Sparse but Critical: A Token-Level Analysis of Distributional Shifts in RLVR Fine-Tuning of LLMs

Qwen Pilot, Alibaba Group | Published at ICLR 2026

<aside> 👉

TL;DR / Summary

RL fine-tuning with verifiable rewards (RLVR) improves reasoning through surprisingly sparse changes: the RL model behaves almost identically to the base model at most token distributions, differing only at a small set of critical decision points.

→ Through cross-sampling experiments, we show that these few divergent distributions are functionally important: inserting a small fraction of RL-sampled tokens into base generations recovers RL performance gains, while replacing a few RL decisions with base tokens in RL generations collapses performance to base-model levels.

→ At these high-divergence positions, RLVR typically reweights choices already considered by the base model rather than “inventing” new tokens, though the extent of such novel-token introduction varies across methods.

Key insight: RLVR works less like rewriting the model and more like applying sparse, high-impact modifications at certain token positions in reasoning. As a result, the RL policy behaves almost identically to the base policy, differing only at a small number of critical decision points that steers generation towards reasoning trajectories that otherwise remain accessible under the base model.

</aside>

Introduction

Reinforcement learning with verifiable rewards (RLVR) has emerged a key paradigm for improving reasoning in LLMs. Methods such as GRPO (Group Relative Policy Optimization) (Shao et al., 2024) have pushed models to achieve impressive results on challenging math and reasoning benchmarks.

But despite these successes, we still don’t fully understand how RL fine-tuning changes model behavior. Most evaluations look at general aggregate metrics such as accuracy, rewards, response lengths. These are useful, but they're like looking at a city from an airplane: you see the big picture, but miss the street-level details.

This raises a simple question:

What actually changes in a language model when we fine-tune it with RLVR?

Answering this question turns out to be less obvious than it first appears. What does it actually mean for a language model to change? This tension is reminiscent of the Ship of Theseus:

If we gradually replace the planks of a ship one by one, at what point, if any, does it become a different ship?
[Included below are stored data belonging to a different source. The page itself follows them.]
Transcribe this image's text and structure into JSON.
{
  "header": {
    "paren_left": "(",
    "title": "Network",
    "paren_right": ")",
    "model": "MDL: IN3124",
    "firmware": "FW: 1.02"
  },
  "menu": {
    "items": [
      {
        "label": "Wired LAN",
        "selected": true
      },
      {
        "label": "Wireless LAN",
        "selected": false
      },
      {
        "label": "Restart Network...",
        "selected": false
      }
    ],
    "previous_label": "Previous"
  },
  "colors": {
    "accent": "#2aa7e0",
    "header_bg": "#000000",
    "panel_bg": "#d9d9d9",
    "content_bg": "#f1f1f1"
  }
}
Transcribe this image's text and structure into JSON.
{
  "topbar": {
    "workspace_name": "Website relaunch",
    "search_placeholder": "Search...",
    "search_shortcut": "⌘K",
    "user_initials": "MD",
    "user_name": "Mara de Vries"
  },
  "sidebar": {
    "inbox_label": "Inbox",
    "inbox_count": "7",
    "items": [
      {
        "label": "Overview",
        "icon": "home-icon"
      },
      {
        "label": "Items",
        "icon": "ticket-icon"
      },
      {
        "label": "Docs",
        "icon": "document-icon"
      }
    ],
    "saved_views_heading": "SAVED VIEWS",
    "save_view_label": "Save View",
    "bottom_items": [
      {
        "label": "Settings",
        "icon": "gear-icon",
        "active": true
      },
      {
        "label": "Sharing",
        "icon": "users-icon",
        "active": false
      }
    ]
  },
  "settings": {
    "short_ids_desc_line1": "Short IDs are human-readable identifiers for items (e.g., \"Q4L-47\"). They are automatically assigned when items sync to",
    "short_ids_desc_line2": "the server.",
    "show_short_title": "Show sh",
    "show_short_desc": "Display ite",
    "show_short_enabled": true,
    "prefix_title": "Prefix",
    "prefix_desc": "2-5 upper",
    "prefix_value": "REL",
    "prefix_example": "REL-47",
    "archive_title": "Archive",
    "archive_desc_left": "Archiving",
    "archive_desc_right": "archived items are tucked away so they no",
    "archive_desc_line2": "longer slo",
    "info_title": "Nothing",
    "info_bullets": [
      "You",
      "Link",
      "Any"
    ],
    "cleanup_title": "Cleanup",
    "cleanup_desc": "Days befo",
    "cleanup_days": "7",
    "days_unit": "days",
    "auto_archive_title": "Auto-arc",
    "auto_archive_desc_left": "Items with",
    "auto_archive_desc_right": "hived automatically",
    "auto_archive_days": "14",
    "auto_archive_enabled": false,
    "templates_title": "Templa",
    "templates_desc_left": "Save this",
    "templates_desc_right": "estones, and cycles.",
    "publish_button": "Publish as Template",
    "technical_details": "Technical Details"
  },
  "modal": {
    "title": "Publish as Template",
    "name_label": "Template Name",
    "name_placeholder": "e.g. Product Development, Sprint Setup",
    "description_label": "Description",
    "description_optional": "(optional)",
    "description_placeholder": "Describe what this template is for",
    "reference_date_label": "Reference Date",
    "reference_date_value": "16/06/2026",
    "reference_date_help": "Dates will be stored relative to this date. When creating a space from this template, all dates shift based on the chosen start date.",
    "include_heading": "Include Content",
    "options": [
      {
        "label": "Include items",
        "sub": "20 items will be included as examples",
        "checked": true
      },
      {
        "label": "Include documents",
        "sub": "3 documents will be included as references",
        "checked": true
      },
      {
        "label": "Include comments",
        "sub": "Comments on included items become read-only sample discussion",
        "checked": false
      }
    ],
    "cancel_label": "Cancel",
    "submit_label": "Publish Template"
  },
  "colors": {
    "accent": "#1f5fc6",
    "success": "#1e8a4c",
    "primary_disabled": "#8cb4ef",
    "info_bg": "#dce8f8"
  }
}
RL fine-tuning raises a similar puzzle. Fine-tuning updates the model through many small, incremental adjustments. The resulting model can, from some perspectives, behave quite differently such as solving harder reasoning problems and producing longer reasoning chains, yet its overall structure may remain largely intact. Are we fundamentally changing the model, or simply steering it while preserving its underlying identity?

To make this analogy concrete, we first need to identify what the “planks” of a language model correspond to. While the model’s parameters are difficult to interpret directly, we can observe its behavior: the next-token distributions it produces at each step of generation. These distributions fully characterize the model’s behavior: given any context, the model is defined by the probabilities it assigns to the next token. From this perspective, the next-token distributions naturally serve as the model’s “planks”. RL fine-tuning may alter them differently across contexts, but the extent and structure of these changes are not immediately clear.

This suggests a natural approach: instead of reasoning abstractly about whether a model has “changed”, we can directly track how these observable components evolve under RL fine-tuning. Understanding RLVR therefore becomes a question of which parts of the model’s behavior change, and how those changes are structured and distributed across tokens and contexts.

Recent work has also begun exploring RLVR through a token-level perspective, highlighting the role of high-entropy tokens (Wang et al., 2025), as well as through general KL divergence and rank shift statistics (Huan et al., 2025; Chen et al., 2026). But a deeper question remains:

How do token distributions actually change with RLVR, and to what extent do these changes drive reasoning improvements?

In this work, we study RLVR through a token-level lens of change, comparing next-token distributions between base and RL models and linking these differences to their functional impact on sequence-level reasoning performance.

The central picture that emerges is surprisingly simple:

RLVR leaves most token distributions largely unchanged, but applies sparse, targeted modifications at critical decision points, guiding generation toward more effective reasoning trajectories that are otherwise accessible to the base model.